Apparently, this is a real thing that has happened.

A Jeb Bush “ally,” speaking to the New York Times, described the hiring of pugnacious Danny Diaz as campaign manager as a sign that, ahem, “the culture of the Bush operation will now be a Pickett’s Charge engagement campaign with his main opponents.”

What?

Yes, this is what a good campaign is like. Pickett’s Charge. That famously successful charge that went so well. The frontal assault on higher ground, across a mile of open terrain, that became the high-water mark of the Confederacy.
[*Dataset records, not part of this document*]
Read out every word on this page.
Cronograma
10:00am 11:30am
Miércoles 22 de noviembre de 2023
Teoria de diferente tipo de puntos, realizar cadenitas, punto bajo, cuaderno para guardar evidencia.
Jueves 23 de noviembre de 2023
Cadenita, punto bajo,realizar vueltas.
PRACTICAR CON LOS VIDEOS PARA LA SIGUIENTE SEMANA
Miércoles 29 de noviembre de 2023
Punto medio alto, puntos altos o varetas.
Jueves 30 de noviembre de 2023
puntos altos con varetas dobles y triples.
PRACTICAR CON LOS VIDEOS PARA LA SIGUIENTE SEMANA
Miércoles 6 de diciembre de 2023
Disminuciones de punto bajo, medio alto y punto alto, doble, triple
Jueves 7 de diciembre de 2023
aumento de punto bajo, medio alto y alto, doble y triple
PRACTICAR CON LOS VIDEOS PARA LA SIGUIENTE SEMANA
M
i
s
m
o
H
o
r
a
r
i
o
That is the message you want to send: that your campaign will fail to take the high ground, then choose, on the third day of battle, to mount a full frontal assault over Gen. Longstreet’s objections? Also someone named Jeb will show up late because he is trying to ride around the enemy army again? Maybe? Look, I really don’t see how this comparison works.
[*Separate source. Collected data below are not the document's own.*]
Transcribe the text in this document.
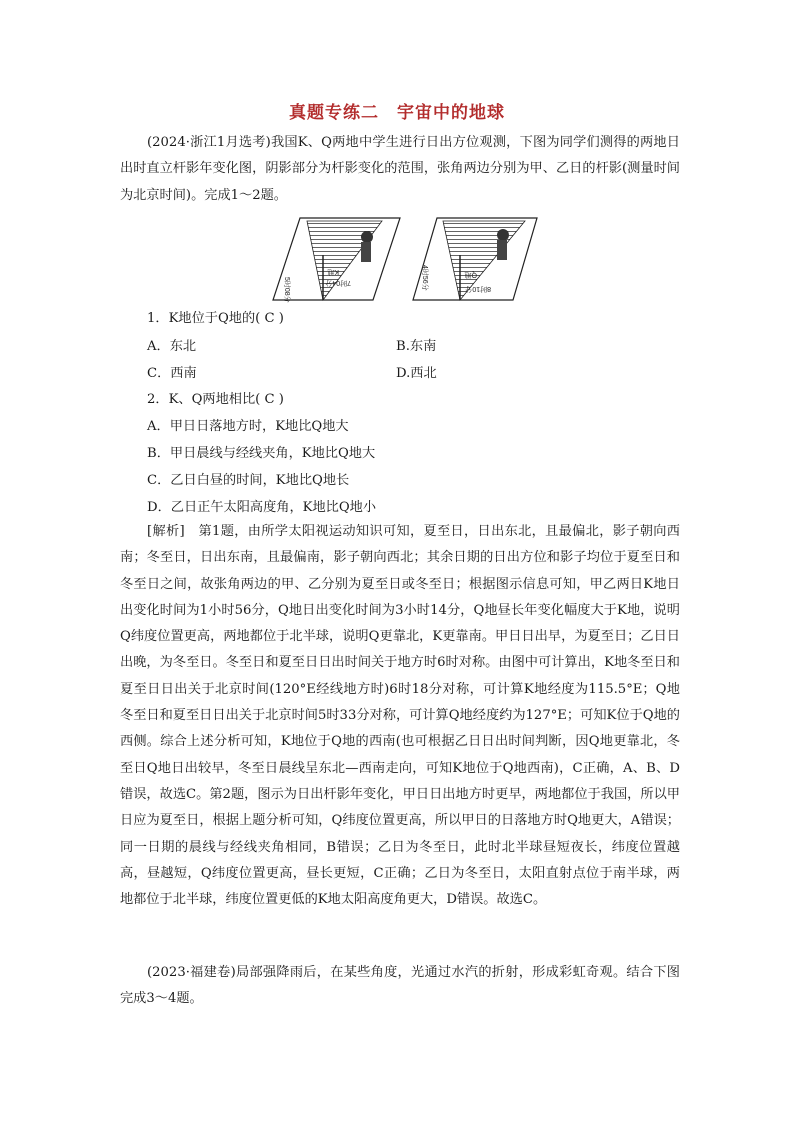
真题专练二 宇宙中的地球

(2024·浙江1月选考)我国K、Q两地中学生进行日出方位观测，下图为同学们测得的两地日出时直立杆影年变化图，阴影部分为杆影变化的范围，张角两边分别为甲、乙日的杆影(测量时间为北京时间)。完成1～2题。

5时08分	7时04分
K地	4时56分	8时10分
Q地
1．K地位于Q地的( C )
A．东北	B.东南
C．西南	D.西北
2．K、Q两地相比( C )
A．甲日日落地方时，K地比Q地大
B．甲日晨线与经线夹角，K地比Q地大
C．乙日白昼的时间，K地比Q地长
D．乙日正午太阳高度角，K地比Q地小

[解析]　第1题，由所学太阳视运动知识可知，夏至日，日出东北，且最偏北，影子朝向西南；冬至日，日出东南，且最偏南，影子朝向西北；其余日期的日出方位和影子均位于夏至日和冬至日之间，故张角两边的甲、乙分别为夏至日或冬至日；根据图示信息可知，甲乙两日K地日出变化时间为1小时56分，Q地日出变化时间为3小时14分，Q地昼长年变化幅度大于K地，说明Q纬度位置更高，两地都位于北半球，说明Q更靠北，K更靠南。甲日日出早，为夏至日；乙日日出晚，为冬至日。冬至日和夏至日日出时间关于地方时6时对称。由图中可计算出，K地冬至日和夏至日日出关于北京时间(120°E经线地方时)6时18分对称，可计算K地经度为115.5°E；Q地冬至日和夏至日日出关于北京时间5时33分对称，可计算Q地经度约为127°E；可知K位于Q地的西侧。综合上述分析可知，K地位于Q地的西南(也可根据乙日日出时间判断，因Q地更靠北，冬至日Q地日出较早，冬至日晨线呈东北—西南走向，可知K地位于Q地西南)，C正确，A、B、D错误，故选C。第2题，图示为日出杆影年变化，甲日日出地方时更早，两地都位于我国，所以甲日应为夏至日，根据上题分析可知，Q纬度位置更高，所以甲日的日落地方时Q地更大，A错误；同一日期的晨线与经线夹角相同，B错误；乙日为冬至日，此时北半球昼短夜长，纬度位置越高，昼越短，Q纬度位置更高，昼长更短，C正确；乙日为冬至日，太阳直射点位于南半球，两地都位于北半球，纬度位置更低的K地太阳高度角更大，D错误。故选C。

(2023·福建卷)局部强降雨后，在某些角度，光通过水汽的折射，形成彩虹奇观。结合下图完成3～4题。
“He is modeling his campaign on Napoleon’s military exploits,” the next Bush ally will cheerily announce. “Specifically, Waterloo.”

“The Titanic’s maiden voyage remains a big inspiration to Jeb.”

“When I think of the Jeb campaign launch, three words spring to mind: Little Big Horn. Or is that two words?”

With allies like this, who needs critics?

Where is the upside to this comparison? What was this person thinking? If you have to think of some less cliched way of saying that the strategy is a no-holds-barred, all-in drive for victory, you’d think you could come up with a comparison that did not end in one of history’s most famous defeats — and was not helmed by the Confederacy, a challenging subject for comparison at the best of times. Heck, even the Charge of the Light Brigade might be less fraught.

Jeb already shares a name with a Confederate cavalry general (James Ewell Brown Stuart, conspicuous by his delayed arrival to Gettysburg). This is one more comparison he does not need.